The results are shown in Table 1.
・ Bubble evaluation criteria ◎: Bubbles are not generated ○: Bubbles are generated alone (no image quality defect)
Δ: Air bubbles are slightly generated (image quality may be defective, which may cause problems in actual use)
×: Many bubbles are generated (defects in image quality, causing problems in actual use)

  In Table 1, “A” of the cyclic siloxane species represents “hexamethylcyclotrisiloxane (Tokyo Kasei Chemical Co., Ltd.)”, and “B” represents “octamethylcyclotetrasiloxane (Tokyo Kasei Chemical Co., Ltd.). , Vaporization temperature 175 ° C., viscosity 10 Pa · s)) ”.

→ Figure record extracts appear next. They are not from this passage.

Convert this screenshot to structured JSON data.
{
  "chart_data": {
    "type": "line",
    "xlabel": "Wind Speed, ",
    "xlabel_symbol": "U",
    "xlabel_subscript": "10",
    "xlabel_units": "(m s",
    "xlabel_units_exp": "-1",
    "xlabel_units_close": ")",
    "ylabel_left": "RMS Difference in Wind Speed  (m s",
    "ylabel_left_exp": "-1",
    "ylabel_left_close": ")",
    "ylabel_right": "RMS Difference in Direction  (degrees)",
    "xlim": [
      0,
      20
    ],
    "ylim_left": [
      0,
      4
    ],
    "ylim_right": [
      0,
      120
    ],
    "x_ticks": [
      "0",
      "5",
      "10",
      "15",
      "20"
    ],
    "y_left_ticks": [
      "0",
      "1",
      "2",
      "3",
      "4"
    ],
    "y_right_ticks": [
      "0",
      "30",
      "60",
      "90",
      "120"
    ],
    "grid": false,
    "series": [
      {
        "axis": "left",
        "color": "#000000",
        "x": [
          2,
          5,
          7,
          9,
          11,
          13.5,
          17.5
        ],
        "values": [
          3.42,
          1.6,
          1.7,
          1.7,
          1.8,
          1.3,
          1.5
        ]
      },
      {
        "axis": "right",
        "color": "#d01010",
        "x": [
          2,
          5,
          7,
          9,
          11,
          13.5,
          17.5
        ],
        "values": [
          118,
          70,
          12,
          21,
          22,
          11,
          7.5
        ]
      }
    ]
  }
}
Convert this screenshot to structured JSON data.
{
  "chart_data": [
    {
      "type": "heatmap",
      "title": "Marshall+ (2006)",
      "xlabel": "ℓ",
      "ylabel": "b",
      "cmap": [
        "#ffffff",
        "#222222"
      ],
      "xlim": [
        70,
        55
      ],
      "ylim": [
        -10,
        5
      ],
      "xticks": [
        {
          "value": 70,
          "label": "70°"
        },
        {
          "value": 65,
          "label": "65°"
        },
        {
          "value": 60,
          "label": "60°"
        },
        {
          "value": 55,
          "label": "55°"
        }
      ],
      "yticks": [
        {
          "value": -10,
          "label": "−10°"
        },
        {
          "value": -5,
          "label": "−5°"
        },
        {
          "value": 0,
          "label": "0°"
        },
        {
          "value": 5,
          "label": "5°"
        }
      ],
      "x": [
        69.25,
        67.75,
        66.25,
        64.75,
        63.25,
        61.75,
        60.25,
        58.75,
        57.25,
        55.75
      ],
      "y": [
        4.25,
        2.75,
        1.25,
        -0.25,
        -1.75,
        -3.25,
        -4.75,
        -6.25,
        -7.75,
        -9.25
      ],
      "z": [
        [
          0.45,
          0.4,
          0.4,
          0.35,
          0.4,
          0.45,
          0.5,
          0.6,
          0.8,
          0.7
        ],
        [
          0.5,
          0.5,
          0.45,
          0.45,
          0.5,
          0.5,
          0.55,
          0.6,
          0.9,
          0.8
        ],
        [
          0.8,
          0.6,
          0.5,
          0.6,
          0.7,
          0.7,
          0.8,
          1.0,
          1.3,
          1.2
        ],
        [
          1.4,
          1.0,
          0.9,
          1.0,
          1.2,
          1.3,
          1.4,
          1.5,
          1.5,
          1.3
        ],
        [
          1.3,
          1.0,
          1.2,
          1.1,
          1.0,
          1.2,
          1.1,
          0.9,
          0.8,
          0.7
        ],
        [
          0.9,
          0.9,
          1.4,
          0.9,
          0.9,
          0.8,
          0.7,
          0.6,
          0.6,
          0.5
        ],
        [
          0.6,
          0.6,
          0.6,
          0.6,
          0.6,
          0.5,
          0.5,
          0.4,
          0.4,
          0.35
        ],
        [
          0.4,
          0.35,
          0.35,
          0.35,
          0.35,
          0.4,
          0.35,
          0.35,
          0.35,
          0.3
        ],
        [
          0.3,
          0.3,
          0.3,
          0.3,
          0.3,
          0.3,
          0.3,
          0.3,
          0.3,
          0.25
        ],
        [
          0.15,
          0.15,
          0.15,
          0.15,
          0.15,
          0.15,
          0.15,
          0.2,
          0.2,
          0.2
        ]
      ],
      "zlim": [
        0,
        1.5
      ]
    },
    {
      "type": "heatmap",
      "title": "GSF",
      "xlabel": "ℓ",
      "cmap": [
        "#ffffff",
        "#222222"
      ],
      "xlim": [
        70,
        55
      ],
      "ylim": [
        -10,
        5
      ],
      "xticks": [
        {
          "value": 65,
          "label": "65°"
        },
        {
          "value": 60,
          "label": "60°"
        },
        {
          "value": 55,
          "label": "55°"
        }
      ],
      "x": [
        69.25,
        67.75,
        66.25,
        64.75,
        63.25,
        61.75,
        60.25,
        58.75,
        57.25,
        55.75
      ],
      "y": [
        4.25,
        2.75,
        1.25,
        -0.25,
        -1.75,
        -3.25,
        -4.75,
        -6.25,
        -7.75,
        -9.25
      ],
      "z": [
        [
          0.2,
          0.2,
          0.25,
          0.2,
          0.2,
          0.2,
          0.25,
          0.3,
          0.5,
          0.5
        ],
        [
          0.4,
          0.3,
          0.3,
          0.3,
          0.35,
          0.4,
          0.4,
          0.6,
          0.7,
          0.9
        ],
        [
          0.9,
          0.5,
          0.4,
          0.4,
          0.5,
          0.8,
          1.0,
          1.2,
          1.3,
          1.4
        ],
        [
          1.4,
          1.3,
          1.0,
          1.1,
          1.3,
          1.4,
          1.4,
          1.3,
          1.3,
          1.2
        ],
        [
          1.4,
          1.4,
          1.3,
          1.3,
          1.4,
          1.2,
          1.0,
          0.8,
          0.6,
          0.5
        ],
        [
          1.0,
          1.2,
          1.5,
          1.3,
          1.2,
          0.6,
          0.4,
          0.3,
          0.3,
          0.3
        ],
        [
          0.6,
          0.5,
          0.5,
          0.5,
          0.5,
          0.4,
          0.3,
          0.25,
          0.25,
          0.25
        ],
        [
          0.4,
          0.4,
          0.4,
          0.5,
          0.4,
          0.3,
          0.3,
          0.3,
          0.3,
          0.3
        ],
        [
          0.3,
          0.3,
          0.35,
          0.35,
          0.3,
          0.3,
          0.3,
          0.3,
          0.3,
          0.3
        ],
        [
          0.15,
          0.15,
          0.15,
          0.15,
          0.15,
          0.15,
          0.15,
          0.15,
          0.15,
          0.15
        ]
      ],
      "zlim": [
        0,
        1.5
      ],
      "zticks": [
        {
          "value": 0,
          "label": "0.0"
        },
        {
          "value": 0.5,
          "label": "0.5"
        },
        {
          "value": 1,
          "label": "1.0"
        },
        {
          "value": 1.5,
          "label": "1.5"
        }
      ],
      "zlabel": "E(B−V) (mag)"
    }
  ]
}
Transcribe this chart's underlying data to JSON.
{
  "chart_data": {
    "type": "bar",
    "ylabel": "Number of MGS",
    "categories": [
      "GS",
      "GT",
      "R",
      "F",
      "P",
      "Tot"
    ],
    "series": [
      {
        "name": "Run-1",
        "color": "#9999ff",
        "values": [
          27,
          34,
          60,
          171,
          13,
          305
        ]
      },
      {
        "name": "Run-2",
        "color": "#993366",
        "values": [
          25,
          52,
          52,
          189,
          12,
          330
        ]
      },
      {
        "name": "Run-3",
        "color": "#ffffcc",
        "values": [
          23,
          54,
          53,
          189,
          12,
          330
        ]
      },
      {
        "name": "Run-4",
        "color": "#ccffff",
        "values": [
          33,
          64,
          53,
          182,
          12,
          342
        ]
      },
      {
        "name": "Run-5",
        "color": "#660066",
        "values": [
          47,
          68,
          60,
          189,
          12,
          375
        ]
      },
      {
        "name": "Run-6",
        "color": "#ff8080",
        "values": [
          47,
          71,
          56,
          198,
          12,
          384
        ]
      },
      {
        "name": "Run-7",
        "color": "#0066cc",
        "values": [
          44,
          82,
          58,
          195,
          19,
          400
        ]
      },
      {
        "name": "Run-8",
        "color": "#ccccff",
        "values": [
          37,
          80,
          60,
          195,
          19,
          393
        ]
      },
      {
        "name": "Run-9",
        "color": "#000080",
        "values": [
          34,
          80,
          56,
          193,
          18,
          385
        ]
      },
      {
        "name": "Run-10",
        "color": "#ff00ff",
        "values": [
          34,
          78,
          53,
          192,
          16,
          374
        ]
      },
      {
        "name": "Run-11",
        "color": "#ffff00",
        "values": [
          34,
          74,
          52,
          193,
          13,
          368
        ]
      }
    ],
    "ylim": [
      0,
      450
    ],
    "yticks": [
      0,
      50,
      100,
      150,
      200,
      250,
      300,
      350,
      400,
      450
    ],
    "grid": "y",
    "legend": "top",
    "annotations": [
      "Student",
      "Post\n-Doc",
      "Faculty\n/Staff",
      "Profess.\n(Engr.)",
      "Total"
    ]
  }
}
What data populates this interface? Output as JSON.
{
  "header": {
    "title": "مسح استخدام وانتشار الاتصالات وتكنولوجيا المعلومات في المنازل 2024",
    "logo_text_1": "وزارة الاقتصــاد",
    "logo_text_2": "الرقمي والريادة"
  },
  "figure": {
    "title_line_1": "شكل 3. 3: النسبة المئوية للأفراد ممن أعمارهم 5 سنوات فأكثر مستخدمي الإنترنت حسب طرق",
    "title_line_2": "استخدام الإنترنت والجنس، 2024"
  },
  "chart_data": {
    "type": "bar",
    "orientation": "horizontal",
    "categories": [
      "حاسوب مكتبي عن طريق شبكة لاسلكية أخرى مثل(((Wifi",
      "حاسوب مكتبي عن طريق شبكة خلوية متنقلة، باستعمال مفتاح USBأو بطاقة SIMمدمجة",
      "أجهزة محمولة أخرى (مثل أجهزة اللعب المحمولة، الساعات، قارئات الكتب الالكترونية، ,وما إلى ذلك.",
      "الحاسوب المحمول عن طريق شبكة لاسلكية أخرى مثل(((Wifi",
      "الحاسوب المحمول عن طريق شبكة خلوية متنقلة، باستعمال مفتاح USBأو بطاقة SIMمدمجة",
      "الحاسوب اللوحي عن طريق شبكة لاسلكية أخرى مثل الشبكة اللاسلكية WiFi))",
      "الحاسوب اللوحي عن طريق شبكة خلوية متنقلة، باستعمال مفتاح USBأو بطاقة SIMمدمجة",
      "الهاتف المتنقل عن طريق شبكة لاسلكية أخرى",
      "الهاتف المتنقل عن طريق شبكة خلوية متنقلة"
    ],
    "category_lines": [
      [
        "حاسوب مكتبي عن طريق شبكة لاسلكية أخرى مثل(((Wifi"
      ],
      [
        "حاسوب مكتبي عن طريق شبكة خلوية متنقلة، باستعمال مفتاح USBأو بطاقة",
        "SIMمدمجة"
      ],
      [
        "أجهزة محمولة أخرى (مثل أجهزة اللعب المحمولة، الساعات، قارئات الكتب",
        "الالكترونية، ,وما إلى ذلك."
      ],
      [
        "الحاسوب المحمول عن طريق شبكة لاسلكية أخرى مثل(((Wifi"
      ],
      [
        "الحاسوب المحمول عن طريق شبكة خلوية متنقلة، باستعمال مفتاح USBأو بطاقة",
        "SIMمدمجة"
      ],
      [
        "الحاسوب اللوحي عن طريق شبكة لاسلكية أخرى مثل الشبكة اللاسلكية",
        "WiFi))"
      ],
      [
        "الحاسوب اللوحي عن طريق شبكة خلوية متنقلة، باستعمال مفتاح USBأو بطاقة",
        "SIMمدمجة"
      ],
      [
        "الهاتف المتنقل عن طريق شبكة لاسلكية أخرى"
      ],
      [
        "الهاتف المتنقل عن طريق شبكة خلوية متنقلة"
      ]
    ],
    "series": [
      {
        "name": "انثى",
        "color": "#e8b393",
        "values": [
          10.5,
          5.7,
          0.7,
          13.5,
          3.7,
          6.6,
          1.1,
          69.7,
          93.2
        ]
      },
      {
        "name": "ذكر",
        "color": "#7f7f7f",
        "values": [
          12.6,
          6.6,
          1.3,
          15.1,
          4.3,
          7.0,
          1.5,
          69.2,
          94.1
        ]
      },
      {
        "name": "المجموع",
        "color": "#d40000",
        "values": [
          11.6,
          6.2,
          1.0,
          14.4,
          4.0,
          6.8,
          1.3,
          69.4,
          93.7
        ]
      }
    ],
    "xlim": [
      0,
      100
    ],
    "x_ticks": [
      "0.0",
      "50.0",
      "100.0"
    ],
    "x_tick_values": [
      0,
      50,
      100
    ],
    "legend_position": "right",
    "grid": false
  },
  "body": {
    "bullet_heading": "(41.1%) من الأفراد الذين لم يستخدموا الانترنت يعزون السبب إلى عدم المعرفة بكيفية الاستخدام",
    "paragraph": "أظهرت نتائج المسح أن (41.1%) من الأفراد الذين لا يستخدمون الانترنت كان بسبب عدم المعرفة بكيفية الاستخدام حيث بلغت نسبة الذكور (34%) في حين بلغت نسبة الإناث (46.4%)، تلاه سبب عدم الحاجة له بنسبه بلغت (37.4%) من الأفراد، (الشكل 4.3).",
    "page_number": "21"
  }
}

DESCRIPTION OF SYMBOLS 10 Charging member, 13 Image holding body, 16 Developing device, 17 Latent image forming device, 18 Transfer device, 19 Charging device, 20 Cleaning device, 22 Fixing device, 24C Mounting rail, 24A Opening, 24B Opening, 24 Case , 31 support, 32 adhesive layer, 33 elastic layer, 34 surface layer, 35 intermediate layer, 100 image forming apparatus, 102 process cartridge, P recording medium

Claims (6)

A support;
An elastic layer containing at least an adsorbent and a volatile oil on the support;
A charging member.   The charging member according to claim 1, wherein the adsorbent is activated carbon.   The charging member according to claim 1, wherein the volatile oil is a cyclic siloxane.   A charging device comprising the charging member according to claim 1. An image carrier,
The charging device according to claim 4, wherein the charging device contacts with the image carrier and charges the image carrier;
A latent image forming device that forms an electrostatic latent image on the image carrier charged by the charging device;
A developing device for developing the electrostatic latent image on the image carrier with toner to form a toner image;
A transfer device for transferring the toner image on the image carrier to a recording medium;
An image forming apparatus. The charging device according to claim 4, wherein the charging device contacts the image carrier and charges the image carrier;
The image carrier, a developing device for developing an electrostatic latent image on the image carrier with toner to form a toner image, and residual toner remaining on the surface of the image carrier after the toner image is transferred to a recording medium. A cleaning device for cleaning and removing, and at least one selected from
A process cartridge attached to and detached from the image forming apparatus.